Jet Fighters Outdistanced By
"Flying Saucers"
Over Mt. Vernon And Potomac
Jet fighters of the Eastern Interceptor Command today were maintaining a 24-hour
alert for "flying saucers" over the Alexandria vicinity.
The order was issued after radar operators at the CAA Air Route Traffic Control
Center at National Airport sighted the mysterious objects Saturday night- the second
time in eight days.
The Air Force said two jets pursued "between four and twelve" of the elusive objects
Saturday night, but the pilots reported they were unable to get any closer than seven
miles before the saucers disappeared.
One pilot said he saw "a steady white light" about ten miles east of Mt. Vernon.
His supersonic jet, traveling at a speed of more then 600 miles per hour, was outdistanced
when he sought to overtake the object.
Initial appearance of the objects was reported at 8:08 p.m. EDT Saturday. Two jets from
the 142nd Fighter Interceptor Squadron, at Newcastle, Del., zoomed into action and scouted
the area in relays until 2:20 a.m.
Radar operators at Andrews Air Force Base just across the Potomac River from Alexandria
reported a "long series of sightings on and off until midnight."
Between seven and twelve of the fiery discs had been picked up by the radar equipment
at National Airport last week. Radar experts said the instruments are not infallible but
normally don't show something that isn't there.
Radar will not usually register something without substance such as light but will pick
up birds and dense cloud formations. A CAA spokesman said, however, that the mysterious
objects recorded definite "blips" on the radar screen similar to those given off by aircraft.
Meanwhile, the Air force clamped a tight lid of secrecy on investigations being made by
the military. Information gathered on the local sightings is being sent to a special saucer
center at Wright Field, Dayton Ohio, where all such reports are evaluated.
Capt. E.J. Ruppelt, who heads the special saucer investigation crew, said at Dayton last
night that most of the saucer information is highly classified and added that many of the
reports he received are spurious.
This was believed to be the first time that the Air force, in the past skeptical of the
saucers' existence, has acknowledged them to the point of giving Interceptor pursuit.
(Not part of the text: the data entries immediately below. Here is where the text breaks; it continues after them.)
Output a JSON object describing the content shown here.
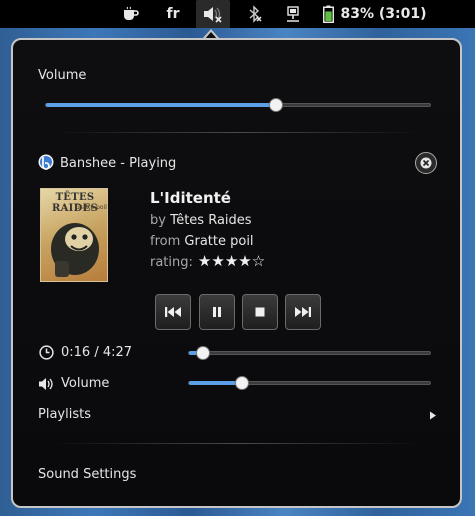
{
  "top_panel": {
    "coffee_icon": "coffee-cup-icon",
    "keyboard_layout": "fr",
    "volume_icon": "speaker-muted-icon",
    "bluetooth_icon": "bluetooth-disabled-icon",
    "network_icon": "network-wired-icon",
    "battery_text": "83% (3:01)",
    "battery_percent": 83
  },
  "menu": {
    "volume_label": "Volume",
    "master_volume_level": 0.6,
    "player": {
      "name": "Banshee - Playing",
      "track_title": "L'Iditenté",
      "artist_prefix": "by",
      "artist": "Têtes Raides",
      "album_prefix": "from",
      "album": "Gratte poil",
      "rating_label": "rating:",
      "rating": 4,
      "rating_max": 5,
      "album_art_title": "TÊTES RAIDES",
      "album_art_subtitle": "Gratte poil",
      "time": "0:16 / 4:27",
      "position_fraction": 0.06,
      "volume_label": "Volume",
      "volume_level": 0.22
    },
    "playlists_label": "Playlists",
    "sound_settings_label": "Sound Settings"
  },
  "colors": {
    "accent": "#5c9ee8",
    "menu_bg": "#0e0e10",
    "border": "#c6c6c6"
  }
}
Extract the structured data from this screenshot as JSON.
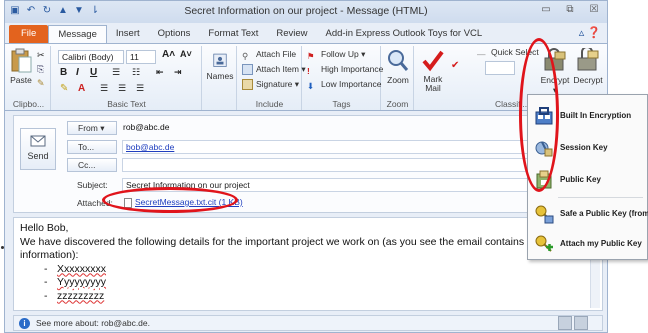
{
  "window": {
    "title": "Secret Information on our project - Message (HTML)",
    "minimize": "▭",
    "restore": "⧉",
    "close": "☒"
  },
  "tabs": [
    {
      "label": "File"
    },
    {
      "label": "Message"
    },
    {
      "label": "Insert"
    },
    {
      "label": "Options"
    },
    {
      "label": "Format Text"
    },
    {
      "label": "Review"
    },
    {
      "label": "Add-in Express Outlook Toys for VCL"
    }
  ],
  "ribbon": {
    "clipboard": {
      "paste": "Paste",
      "label": "Clipbo..."
    },
    "basic_text": {
      "font": "Calibri (Body)",
      "size": "11",
      "label": "Basic Text"
    },
    "names": {
      "label": "Names"
    },
    "include": {
      "attach_file": "Attach File",
      "attach_item": "Attach Item",
      "signature": "Signature",
      "label": "Include"
    },
    "tags": {
      "follow_up": "Follow Up",
      "high_importance": "High Importance",
      "low_importance": "Low Importance",
      "label": "Tags"
    },
    "zoom": {
      "button": "Zoom",
      "label": "Zoom"
    },
    "classify": {
      "mark_mail": "Mark Mail",
      "quick_select": "Quick Select",
      "encrypt": "Encrypt",
      "decrypt": "Decrypt",
      "label": "Classifi..."
    }
  },
  "compose": {
    "send": "Send",
    "from_button": "From",
    "from_value": "rob@abc.de",
    "to_button": "To...",
    "to_value": "bob@abc.de",
    "cc_button": "Cc...",
    "cc_value": "",
    "subject_label": "Subject:",
    "subject_value": "Secret Information on our project",
    "attached_label": "Attached:",
    "attachment": "SecretMessage.txt.cit (1 KB)"
  },
  "body": {
    "greeting": "Hello Bob,",
    "line1": "We have discovered the following details for the important project we work on (as you see the email contains very se",
    "line2": "information):",
    "items": [
      "Xxxxxxxxx",
      "Yyyyyyyyy",
      "zzzzzzzzz"
    ]
  },
  "infobar": {
    "text": "See more about: rob@abc.de."
  },
  "encrypt_menu": [
    {
      "label": "Built In Encryption",
      "icon": "built-in-encryption-icon"
    },
    {
      "label": "Session Key",
      "icon": "session-key-icon"
    },
    {
      "label": "Public Key",
      "icon": "public-key-icon"
    },
    {
      "label": "Safe a Public Key (from",
      "icon": "save-public-key-icon"
    },
    {
      "label": "Attach my Public Key",
      "icon": "attach-public-key-icon"
    }
  ],
  "colors": {
    "highlight_red": "#e0141b",
    "file_tab": "#e3631e",
    "link_blue": "#1f3fbf"
  }
}
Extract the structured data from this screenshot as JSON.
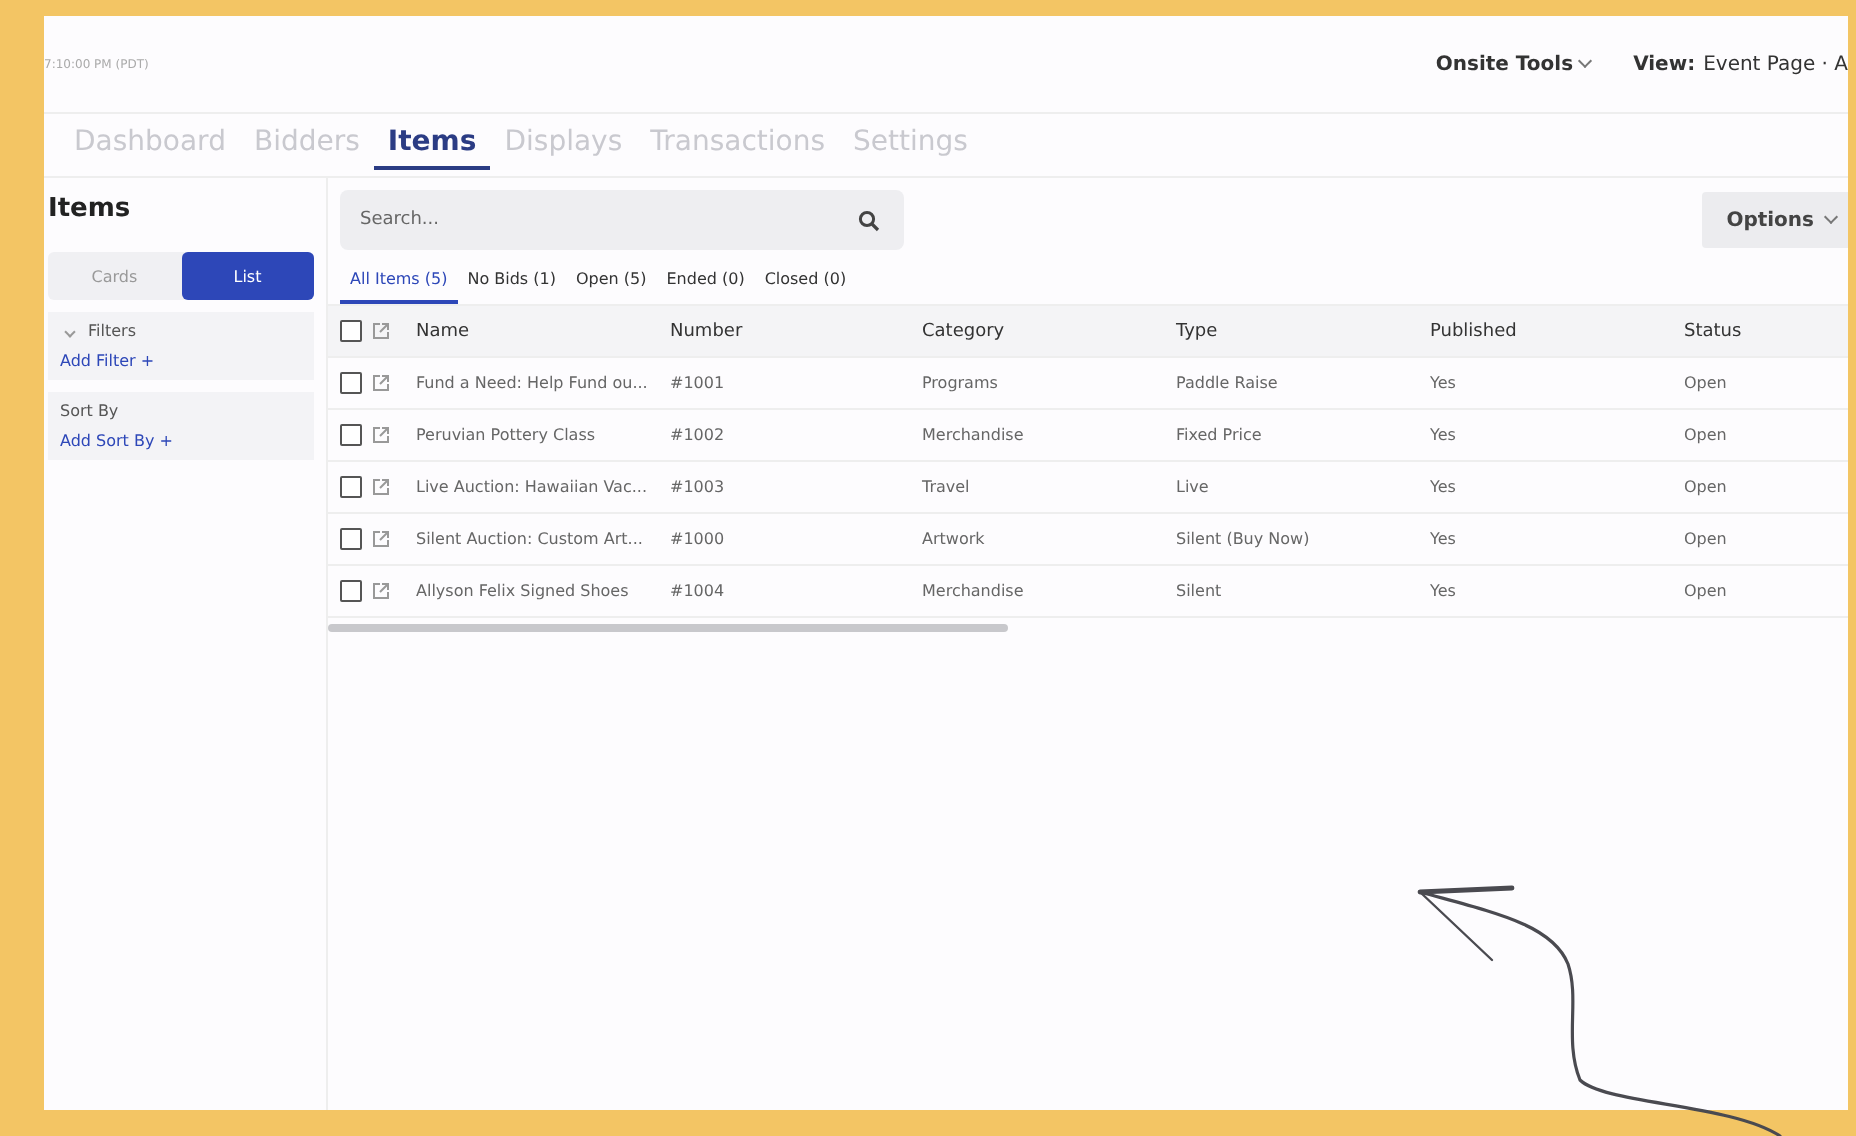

Col. Jack C. West, commander of the 142nd Squadron, said his jets are ready now to go
in the action again "at a moment's notice."
CHICAGO - Several scientists, still stumped for an explanation of "Flying Saucers,"
are convinced that the mysterious objects really exist.
One expert said they may be space ships from another planet.
Reports of fast traveling extremely light objects over Washington during the weekend
gave weight to the theory that the "saucers" are real, according to some experts.
"I definitely believe the objects sighted over Washington were not someone's imagination,"
said R. L. Farnsworth, president of the U.S. Rocket Society, a reputable organization devoted
to the study of rocket travel.
Farnsworth said, "There is a possibility" they are interplanetary space ships. He added
there is no way for him to know, with certainty what the objects were.
"Interplanetary space travel is definitely possible," he said. We know there is vegetation
on the planet of Mars, and this could be an indication that there is life on that planet.
Dr. J. Allen Hynek, an astronomer at Ohio State University, said he thinks the persons who
reported seeing the "saucers" were not just letting their imaginations get the best of them.
He said he was convinced these persons saw something- "some type of object or phenomena."
But Hynek said it "highly improbable" that the "saucers" come from another planet.
"there would be to vast a distance and to much of an engineering problem involved," he said.
One scientist, who asked that his name be withheld, speculated that the "saucers" might
be experimental aircraft developed by the U.S.
If this is the case, he said, It's time the government quit playing jokes on the people."
The same scientist said he thought it was "slightly fishy" that many of the reports came
from the general area of Washington and the atomic proving grounds in New Mexico.